I’ll abstract the problem a tiny bit:

• a = the prize in box A
• ka = the potential prize in box B; i.e. “k times larger than a”
• p = the odds of a false positive. That is, the odds that you pick box B only and it got nothing, because dumb machine assumed that you’d pick A too.
• n = the odds of a false negative. That is, the odds that you pick A+B and you get the prize in B, because the machine thought that you wouldn’t pick A.

So the output table for all your choices would be:

1. pick nothing: 0
2. pick A: a
3. pick B: (1-p)ka
4. pick A+B: a + nka

Alternative 4 supersedes 1 and 2, so the only real choice is between 3 (pick B) or 4 (pick A+B).

You should pick A+B if a + nka > (1-p)ka.
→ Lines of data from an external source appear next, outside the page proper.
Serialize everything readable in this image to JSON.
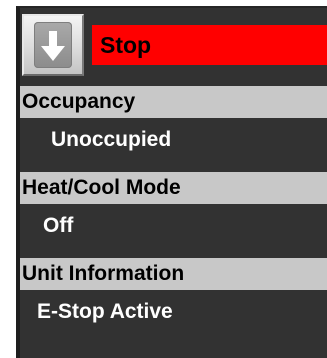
{
  "status": {
    "label": "Stop",
    "color": "#ff0000"
  },
  "down_button": {
    "icon": "arrow-down-icon"
  },
  "sections": [
    {
      "header": "Occupancy",
      "value": "Unoccupied"
    },
    {
      "header": "Heat/Cool Mode",
      "value": "Off"
    },
    {
      "header": "Unit Information",
      "value": "E-Stop Active"
    }
  ],
  "colors": {
    "panel_background": "#323232",
    "header_background": "#c8c8c8",
    "value_text": "#ffffff",
    "status_background": "#ff0000"
  }
}
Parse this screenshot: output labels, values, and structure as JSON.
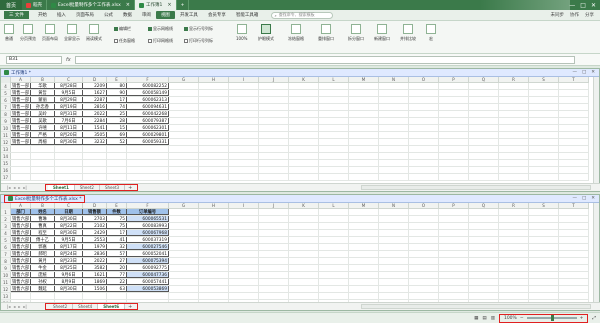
{
  "titlebar": {
    "home": "首页",
    "tabs": [
      {
        "label": "稻壳",
        "active": false
      },
      {
        "label": "Excel批量制作多个工作表.xlsx",
        "active": false
      },
      {
        "label": "工作簿1",
        "active": true
      }
    ],
    "window_controls": [
      "—",
      "□",
      "✕"
    ]
  },
  "menubar": {
    "file": "三 文件",
    "items": [
      "开始",
      "插入",
      "页面布局",
      "公式",
      "数据",
      "审阅",
      "视图",
      "开发工具",
      "会员专享",
      "智能工具箱"
    ],
    "active_item": "视图",
    "search_placeholder": "查找命令、搜索模板",
    "right_items": [
      "未同步",
      "协作",
      "分享"
    ]
  },
  "ribbon": {
    "buttons": [
      "普通",
      "分页预览",
      "页面布局",
      "全屏显示",
      "阅读模式",
      "护眼模式",
      "冻结窗格",
      "重排窗口",
      "拆分窗口",
      "新建窗口",
      "并排比较",
      "宏"
    ],
    "checks": [
      {
        "label": "编辑栏",
        "on": true
      },
      {
        "label": "显示网格线",
        "on": true
      },
      {
        "label": "显示行号列标",
        "on": true
      },
      {
        "label": "任务窗格",
        "on": false
      },
      {
        "label": "打印网格线",
        "on": false
      },
      {
        "label": "打印行号列标",
        "on": false
      }
    ]
  },
  "formulabar": {
    "namebox": "B31",
    "fx": "fx"
  },
  "columns": [
    "A",
    "B",
    "C",
    "D",
    "E",
    "F",
    "G",
    "H",
    "I",
    "J",
    "K",
    "L",
    "M",
    "N",
    "O",
    "P",
    "Q",
    "R",
    "S",
    "T"
  ],
  "window1": {
    "title": "工作簿1 *",
    "row_numbers": [
      "4",
      "5",
      "6",
      "7",
      "8",
      "9",
      "10",
      "11",
      "12",
      "13",
      "14",
      "15",
      "16",
      "17"
    ],
    "rows": [
      [
        "销售一部",
        "华歌",
        "8月28日",
        "2209",
        "80",
        "600082252"
      ],
      [
        "销售一部",
        "黄哲",
        "9月5日",
        "1627",
        "90",
        "600058149"
      ],
      [
        "销售一部",
        "蒙丽",
        "8月29日",
        "2287",
        "17",
        "600062313"
      ],
      [
        "销售一部",
        "孙忠香",
        "8月19日",
        "2816",
        "74",
        "600094631"
      ],
      [
        "销售一部",
        "吴岭",
        "8月31日",
        "2022",
        "25",
        "600042268"
      ],
      [
        "销售一部",
        "吴歌",
        "7月6日",
        "2284",
        "28",
        "600079387"
      ],
      [
        "销售一部",
        "许嘻",
        "8月11日",
        "1541",
        "15",
        "600062301"
      ],
      [
        "销售一部",
        "严格",
        "8月20日",
        "3505",
        "69",
        "600029801"
      ],
      [
        "销售一部",
        "周榕",
        "8月30日",
        "3232",
        "52",
        "600059331"
      ]
    ],
    "sheets": [
      "Sheet1",
      "Sheet2",
      "Sheet3"
    ],
    "active_sheet": "Sheet1"
  },
  "window2": {
    "title": "Excel批量制作多个工作表.xlsx *",
    "row_numbers": [
      "1",
      "2",
      "3",
      "4",
      "5",
      "6",
      "7",
      "8",
      "9",
      "10",
      "11",
      "12",
      "13",
      "14"
    ],
    "header": [
      "部门",
      "姓名",
      "日期",
      "销售额",
      "件数",
      "订单编号"
    ],
    "rows": [
      [
        "销售六部",
        "曹琳",
        "8月30日",
        "2703",
        "75",
        "600065531"
      ],
      [
        "销售六部",
        "曹真",
        "8月22日",
        "2102",
        "75",
        "600083993"
      ],
      [
        "销售六部",
        "程至",
        "8月30日",
        "2429",
        "17",
        "600067968"
      ],
      [
        "销售六部",
        "傅十乙",
        "9月5日",
        "2553",
        "41",
        "600037319"
      ],
      [
        "销售六部",
        "郭嘉",
        "8月17日",
        "1979",
        "32",
        "600027546"
      ],
      [
        "销售六部",
        "郝昭",
        "8月24日",
        "2836",
        "57",
        "600052041"
      ],
      [
        "销售六部",
        "黄月",
        "8月23日",
        "2022",
        "27",
        "600075394"
      ],
      [
        "销售六部",
        "牛金",
        "8月25日",
        "3582",
        "20",
        "600092775"
      ],
      [
        "销售六部",
        "庞统",
        "9月6日",
        "1621",
        "77",
        "600047736"
      ],
      [
        "销售六部",
        "孙权",
        "8月9日",
        "1869",
        "22",
        "600057441"
      ],
      [
        "销售六部",
        "魏延",
        "8月30日",
        "1506",
        "63",
        "600053869"
      ]
    ],
    "sheets": [
      "Sheet2",
      "Sheet4",
      "Sheet6"
    ],
    "active_sheet": "Sheet6"
  },
  "statusbar": {
    "zoom": "100%"
  }
}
This is a bit messy, so let’s say that the odds of a false positive are the same as the odds of a false negative; that is, n=p. So we can simplify the inequation into

• a + nka > (1-n)ka // subbing “p” with “n”
• 1 + nk > (1-n)k // divided everything by a
• 1 + nk - (1-n)k > 0 // changed sides of a term
• 1 + 2nk -k > 0 // some cleaning
• n > (k-1)/2k // isolating the junk constant

In OP’s example, k=1000, so n > (1000-1)/(2*1000) → n > 999/2000 → n > 49.95%.

So you should always pick B. And additionally, pick A if the odds that the machine is wrong are higher than 49.95%; otherwise just B.

Note that 49.95% is really close to 50% (a coin toss), so we’re actually dealing with a machine that can actually predict the future somewhat reliably, n should be way lower, so you’re probably better off picking B and ignoring A.